Financial incentives would help curb organ shortages, she says. Others fear backlash against altruistic donations.

By Kevin B. O'Reilly, AMNews staff. July 17, 2006.

In 2004, Sally Satel, MD, was diagnosed with end-stage renal disease. She has no siblings, and friends didn't pan out as potential kidney donors. Eager to avoid dialysis, the psychiatrist and conservative author turned to MatchingDonors.com. She even considered a black-market kidney before concluding it was too risky.

After a lead from the Web site fell through, an acquaintance -- Atlantic Monthly writer Virginia Postrel -- heard about the physician's predicament and agreed to donate a kidney.

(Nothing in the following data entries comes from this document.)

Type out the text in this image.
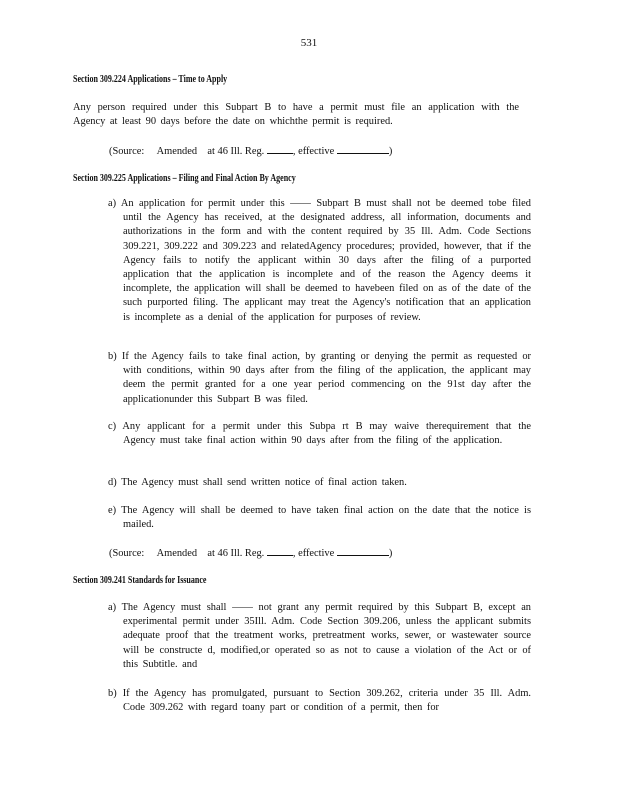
531
Section 309.224 Applications – Time to Apply
Any person required under this Subpart B to have a permit must file an application with the Agency at least 90 days before the date on whichthe permit is required.
(Source: Amended at 46 Ill. Reg.	, effective	)
Section 309.225 Applications – Filing and Final Action By Agency
a) An application for permit under this —— Subpart B must shall not be deemed tobe filed until the Agency has received, at the designated address, all information, documents and authorizations in the form and with the content required by 35 Ill. Adm. Code Sections 309.221, 309.222 and 309.223 and relatedAgency procedures; provided, however, that if the Agency fails to notify the applicant within 30 days after the filing of a purported application that the application is incomplete and of the reason the Agency deems it incomplete, the application will shall be deemed to havebeen filed on as of the date of the such purported filing. The applicant may treat the Agency's notification that an application is incomplete as a denial of the application for purposes of review.
b) If the Agency fails to take final action, by granting or denying the permit as requested or with conditions, within 90 days after from the filing of the application, the applicant may deem the permit granted for a one year period commencing on the 91st day after the applicationunder this Subpart B was filed.
c) Any applicant for a permit under this Subpa rt B may waive therequirement that the Agency must take final action within 90 days after from the filing of the application.
d) The Agency must shall send written notice of final action taken.
e) The Agency will shall be deemed to have taken final action on the date that the notice is mailed.
(Source: Amended at 46 Ill. Reg.	, effective	)
Section 309.241 Standards for Issuance
a) The Agency must shall —— not grant any permit required by this Subpart B, except an experimental permit under 35Ill. Adm. Code Section 309.206, unless the applicant submits adequate proof that the treatment works, pretreatment works, sewer, or wastewater source will be constructe d, modified,or operated so as not to cause a violation of the Act or of this Subtitle. and
b) If the Agency has promulgated, pursuant to Section 309.262, criteria under 35 Ill. Adm. Code 309.262 with regard toany part or condition of a permit, then for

The March 2006 transplant has so far been a success for recipient and donor, but Dr. Satel hasn't left the issue behind. Instead, she has agitated to improve U.S. organ donation rates.

Dr. Satel has criticized what she sees as an overly timid status quo unwilling to test alternatives such as presumed consent, mandated choice or financial incentives to increase donation rates. But bioethicists and most of the transplant community says such alternatives are unproven and could lead to a backlash that harms overall donation rates.

The reality is both sad and well known. There are more than 92,000 people on the United Network for Organ Sharing waiting list. The list is growing by 5% a year, and 17 of those waiting die every day.

As the organizer of a June conference titled "Buy or Die: Market Mechanisms to Reduce the National Organ Shortage," hosted by the American Enterprise Institute in Washington, D.C., Dr. Satel has used her transplant story and media savvy to bring greater attention to the organ shortage.